Il y a quelques années, le batteur britannique Kikanju Baku écrivait un courriel à Mitchell pour lui proposer de jouer avec lui. Audacieux, le jeune homme! C'est de cette façon qu'est né le trio de Mitchell avec Baku et l'excellent pianiste Craig Taborn. Leur morceau de bravoure intitulé Dancing in the Canyon débute tout doucement avec des tintements de percussions métalliques (on trouve toujours beaucoup de percussions dans l'univers de Mitchell) et se termine par de l'improvisation free jazz particulièrement débridée. Taborn y est aussi décoiffant que Cecil Taylor et Baku joue de sa batterie comme si elle était une mitrailleuse

Avec Jaribu Shahid (contrebasse) et Tani Tabbal (batterie), Mitchell forme un trio de vieux routiers. Ces gars-là jouent ensemble depuis des décennies et ça s'entend! Sur la pièce qu'ils interprètent sur ce disque, les choses commencent en beauté avec Shahid qui accompagne le saxophone de Mitchell en frottant les cordes de son instrument avec un archet. Ensuite, vient une longue section de batterie solo jouée par Tabbal qui exécute une partition aléatoire que Mitchell a rédigée sur des cartes. Ça se termine avec tout le trio en action.

Le trio avec William Winant (percussions) et James Fey (saxophones, sons électroniques) est le plus intellectuel des quatre. Winant et Fey sont des collègues de Mitchell à la faculté de musique de l'université d'Oakland où il enseigne. Sur les ambiances mystérieuses créées par ses deux collègues. Mitchell y va de prouesses renversantes au saxophone. On ne souligne jamais assez ce côté virtuose de Mitchell. On retrouve sur ce disque des passages où il joue avec une vélocité hallucinante et d'autres où, grâce à la technique du souffle circulaire, il joue des notes qui ne semblent jamais finir. Avis aux hipsters: Colin Stetson n'a rien inventé!



Sur les autres morceaux de l'album, où on retrouve un peu tout le monde, on se promène pas mal. Les premières compositions du disque sont plus près de la musique contemporaine que du jazz. Elles m'ont fait penser à Morton Feldman, Karlheiz Stockhausen ou György Kurtag par exemple. Un peu plus loin, EP 7849 est la pièce la plus étonnante du disque. Jaribu Shahid y créé, à la basse électrique, des drones terrifiants que nourrissent les autres musiciens. Nous ne sommes alors pas loin de Sunn o))). Du jamais entendu chez Mitchell!
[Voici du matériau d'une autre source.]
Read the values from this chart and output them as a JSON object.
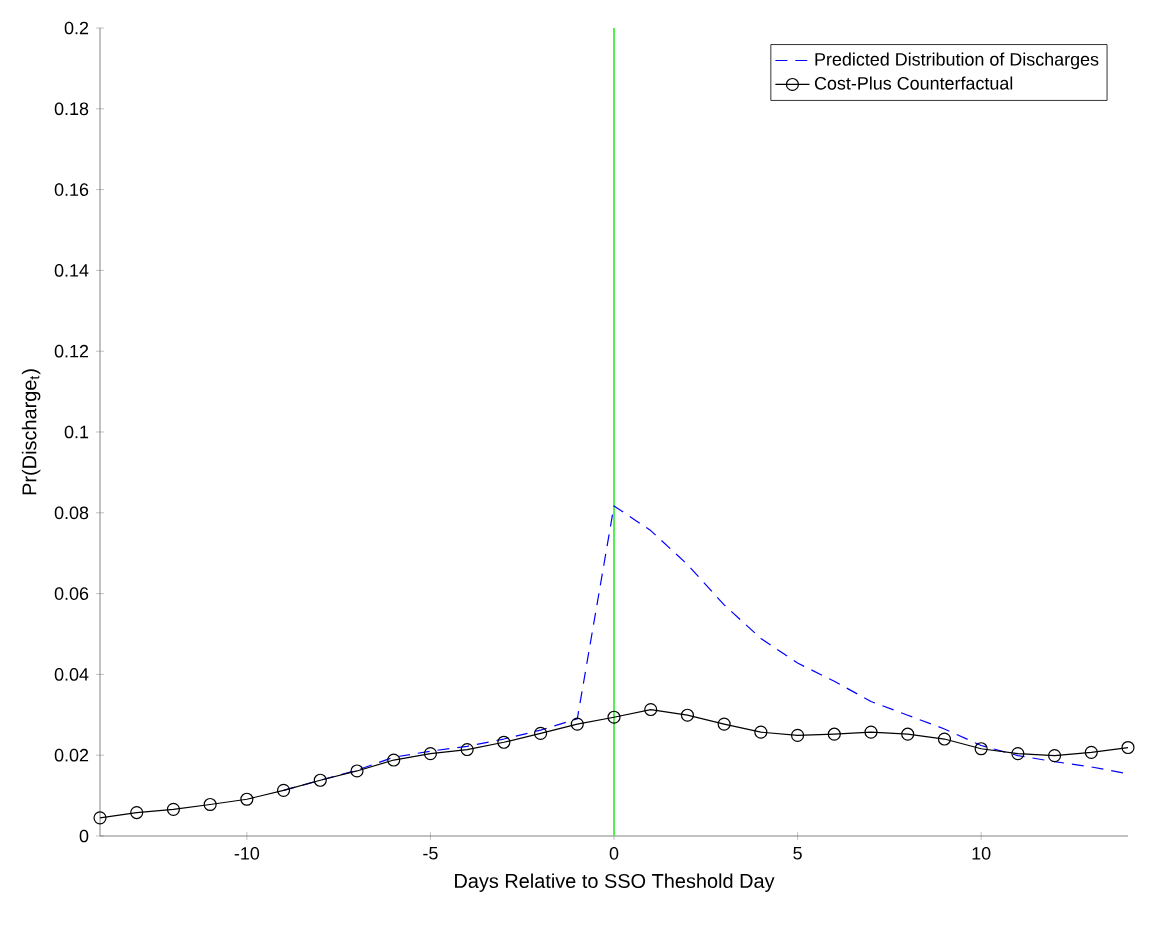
{
  "chart_data": {
    "type": "line",
    "xlabel": "Days Relative to SSO Theshold Day",
    "ylabel": "Pr(Discharge$_{t}$)",
    "x": [
      -14,
      -13,
      -12,
      -11,
      -10,
      -9,
      -8,
      -7,
      -6,
      -5,
      -4,
      -3,
      -2,
      -1,
      0,
      1,
      2,
      3,
      4,
      5,
      6,
      7,
      8,
      9,
      10,
      11,
      12,
      13,
      14
    ],
    "series": [
      {
        "name": "Predicted Distribution of Discharges",
        "color": "#0000ff",
        "line_style": "dashed",
        "marker": "none",
        "values": [
          null,
          null,
          null,
          null,
          null,
          0.0113,
          0.0138,
          0.0163,
          0.0195,
          0.021,
          0.0222,
          0.024,
          0.0262,
          0.029,
          0.0817,
          0.0756,
          0.0672,
          0.0572,
          0.0489,
          0.0428,
          0.0383,
          0.0333,
          0.0299,
          0.0265,
          0.0224,
          0.0199,
          0.0184,
          0.0171,
          0.0154
        ]
      },
      {
        "name": "Cost-Plus Counterfactual",
        "color": "#000000",
        "line_style": "solid",
        "marker": "circle",
        "values": [
          0.0045,
          0.0058,
          0.0066,
          0.0078,
          0.0091,
          0.0113,
          0.0138,
          0.0161,
          0.0188,
          0.0204,
          0.0214,
          0.0232,
          0.0254,
          0.0277,
          0.0294,
          0.0313,
          0.0299,
          0.0277,
          0.0257,
          0.0249,
          0.0252,
          0.0257,
          0.0252,
          0.024,
          0.0216,
          0.0204,
          0.0199,
          0.0207,
          0.0219
        ]
      }
    ],
    "xlim": [
      -14,
      14
    ],
    "ylim": [
      0,
      0.2
    ],
    "xticks": [
      -10,
      -5,
      0,
      5,
      10
    ],
    "yticks": [
      0,
      0.02,
      0.04,
      0.06,
      0.08,
      0.1,
      0.12,
      0.14,
      0.16,
      0.18,
      0.2
    ],
    "ref_lines": [
      {
        "axis": "x",
        "value": 0,
        "color": "#55ee55"
      }
    ],
    "legend": "top right",
    "grid": false
  }
}
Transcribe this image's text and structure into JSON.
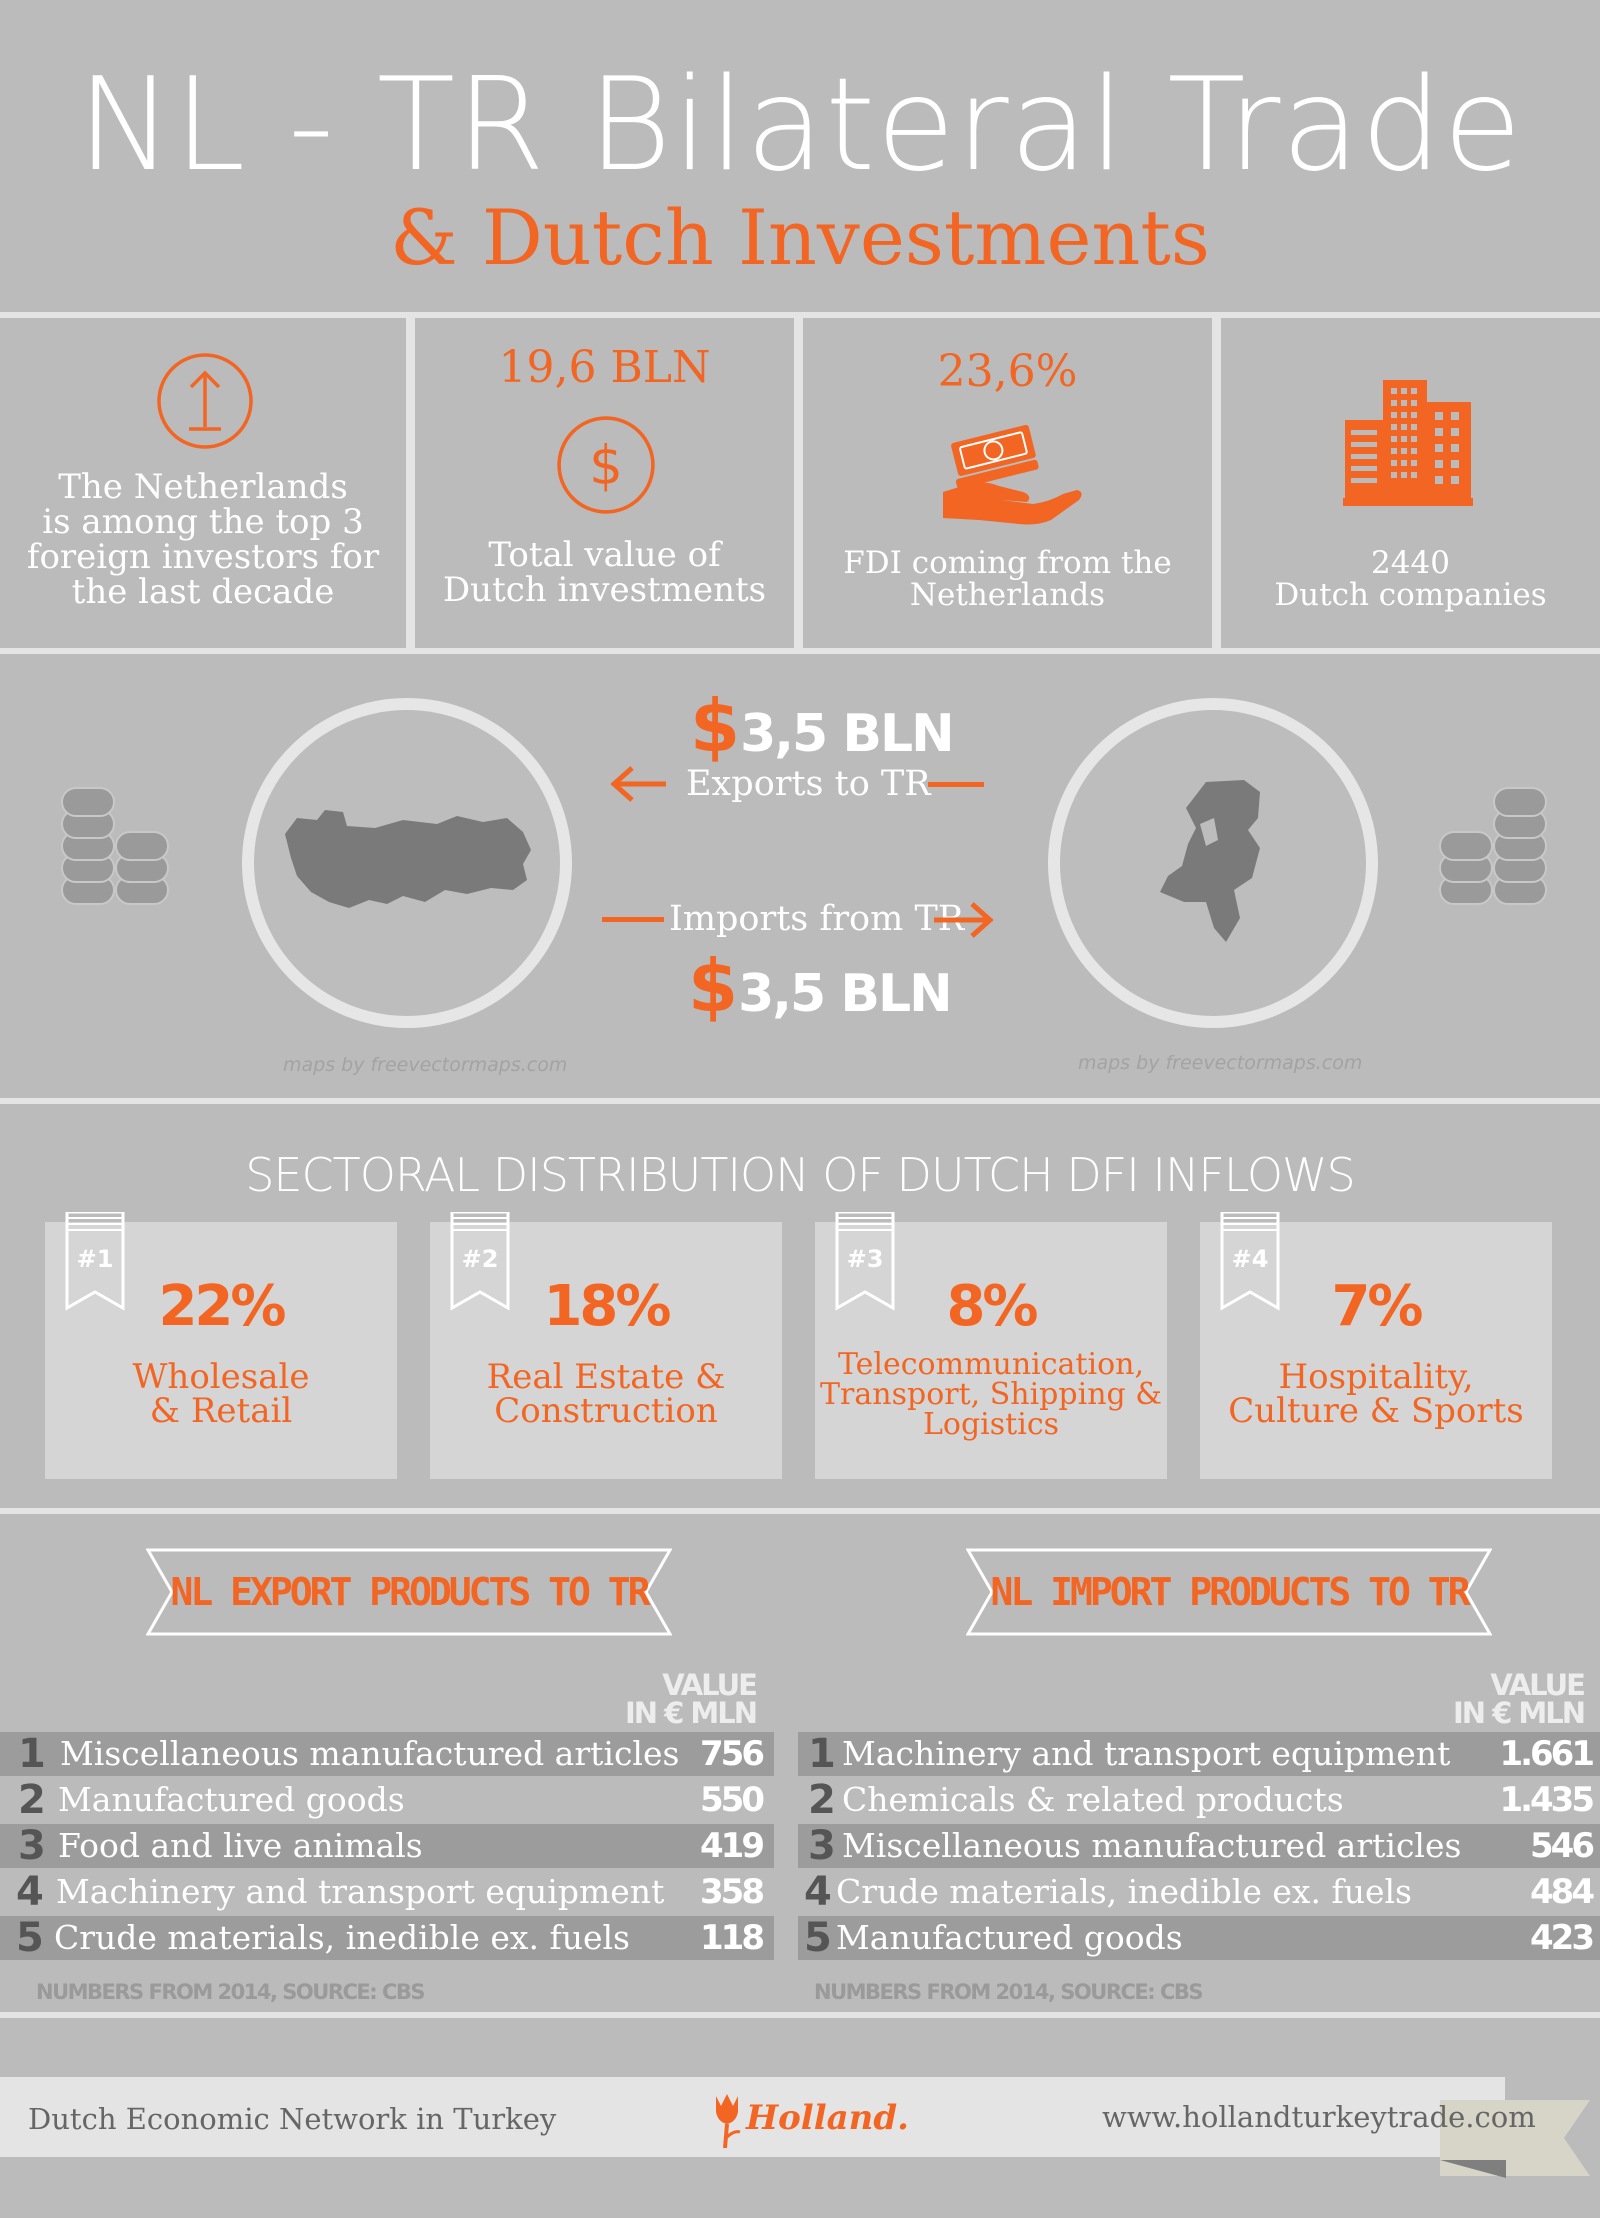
{
  "header": {
    "title": "NL - TR Bilateral Trade",
    "subtitle": "& Dutch Investments"
  },
  "stats": [
    {
      "icon": "up-arrow-circle-icon",
      "text_lines": [
        "The Netherlands",
        "is among the top 3",
        "foreign investors for",
        "the last decade"
      ]
    },
    {
      "value": "19,6 BLN",
      "icon": "dollar-circle-icon",
      "text_lines": [
        "Total value of",
        "Dutch investments"
      ]
    },
    {
      "value": "23,6%",
      "icon": "money-hand-icon",
      "text_lines": [
        "FDI coming from the",
        "Netherlands"
      ]
    },
    {
      "icon": "buildings-icon",
      "text_lines": [
        "2440",
        "Dutch companies"
      ]
    }
  ],
  "trade": {
    "exports_value": "3,5 BLN",
    "exports_label": "Exports to TR",
    "imports_label": "Imports from TR",
    "imports_value": "3,5 BLN",
    "currency_symbol": "$",
    "map_credit": "maps by freevectormaps.com"
  },
  "sectoral": {
    "title": "SECTORAL DISTRIBUTION OF DUTCH DFI INFLOWS",
    "cards": [
      {
        "rank": "#1",
        "percent": "22%",
        "label_lines": [
          "Wholesale",
          "& Retail"
        ]
      },
      {
        "rank": "#2",
        "percent": "18%",
        "label_lines": [
          "Real Estate &",
          "Construction"
        ]
      },
      {
        "rank": "#3",
        "percent": "8%",
        "label_lines": [
          "Telecommunication,",
          "Transport, Shipping &",
          "Logistics"
        ]
      },
      {
        "rank": "#4",
        "percent": "7%",
        "label_lines": [
          "Hospitality,",
          "Culture & Sports"
        ]
      }
    ]
  },
  "export_products": {
    "title": "NL EXPORT PRODUCTS TO TR",
    "column_header": [
      "VALUE",
      "IN € MLN"
    ],
    "rows": [
      {
        "rank": "1",
        "label": "Miscellaneous manufactured articles",
        "value": "756"
      },
      {
        "rank": "2",
        "label": "Manufactured goods",
        "value": "550"
      },
      {
        "rank": "3",
        "label": "Food and live animals",
        "value": "419"
      },
      {
        "rank": "4",
        "label": "Machinery and transport equipment",
        "value": "358"
      },
      {
        "rank": "5",
        "label": "Crude materials, inedible ex. fuels",
        "value": "118"
      }
    ],
    "source": "NUMBERS FROM 2014, SOURCE: CBS"
  },
  "import_products": {
    "title": "NL IMPORT PRODUCTS TO TR",
    "column_header": [
      "VALUE",
      "IN € MLN"
    ],
    "rows": [
      {
        "rank": "1",
        "label": "Machinery and transport equipment",
        "value": "1.661"
      },
      {
        "rank": "2",
        "label": "Chemicals & related products",
        "value": "1.435"
      },
      {
        "rank": "3",
        "label": "Miscellaneous manufactured articles",
        "value": "546"
      },
      {
        "rank": "4",
        "label": "Crude materials, inedible ex. fuels",
        "value": "484"
      },
      {
        "rank": "5",
        "label": "Manufactured goods",
        "value": "423"
      }
    ],
    "source": "NUMBERS FROM 2014, SOURCE: CBS"
  },
  "footer": {
    "left_text": "Dutch Economic Network in Turkey",
    "logo_text": "Holland.",
    "url": "www.hollandturkeytrade.com"
  },
  "colors": {
    "accent": "#f26522",
    "background": "#bbbbbb",
    "divider": "#e4e4e4",
    "row_dark": "#9c9c9c",
    "card": "#d5d5d5"
  }
}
L'album se conclut avec une reprise d'une pièce du Art Ensemble of Chicago: Odwalla, une composition sur laquelle Mitchell se rapproche d'un jazz plus traditionnel. Ça boucle la boucle à merveille: après nous avoir fait voyagé d'un monde sonore à l'autre, Mitchell nous montre d'où il vient. Je le répète, Bells for the South Side est une oeuvre-somme. C'est aussi une très bonne introduction à l'univers d'un créateur qui, comme ses collègues de l'AACM Anthony Braxton et George Lewis, n'a rien à envier à des compositeurs issus du milieu de la musique classique contemporaine tels que Cage, Boulez, Kurtag et Stockhausen. À quand la reconnaissance?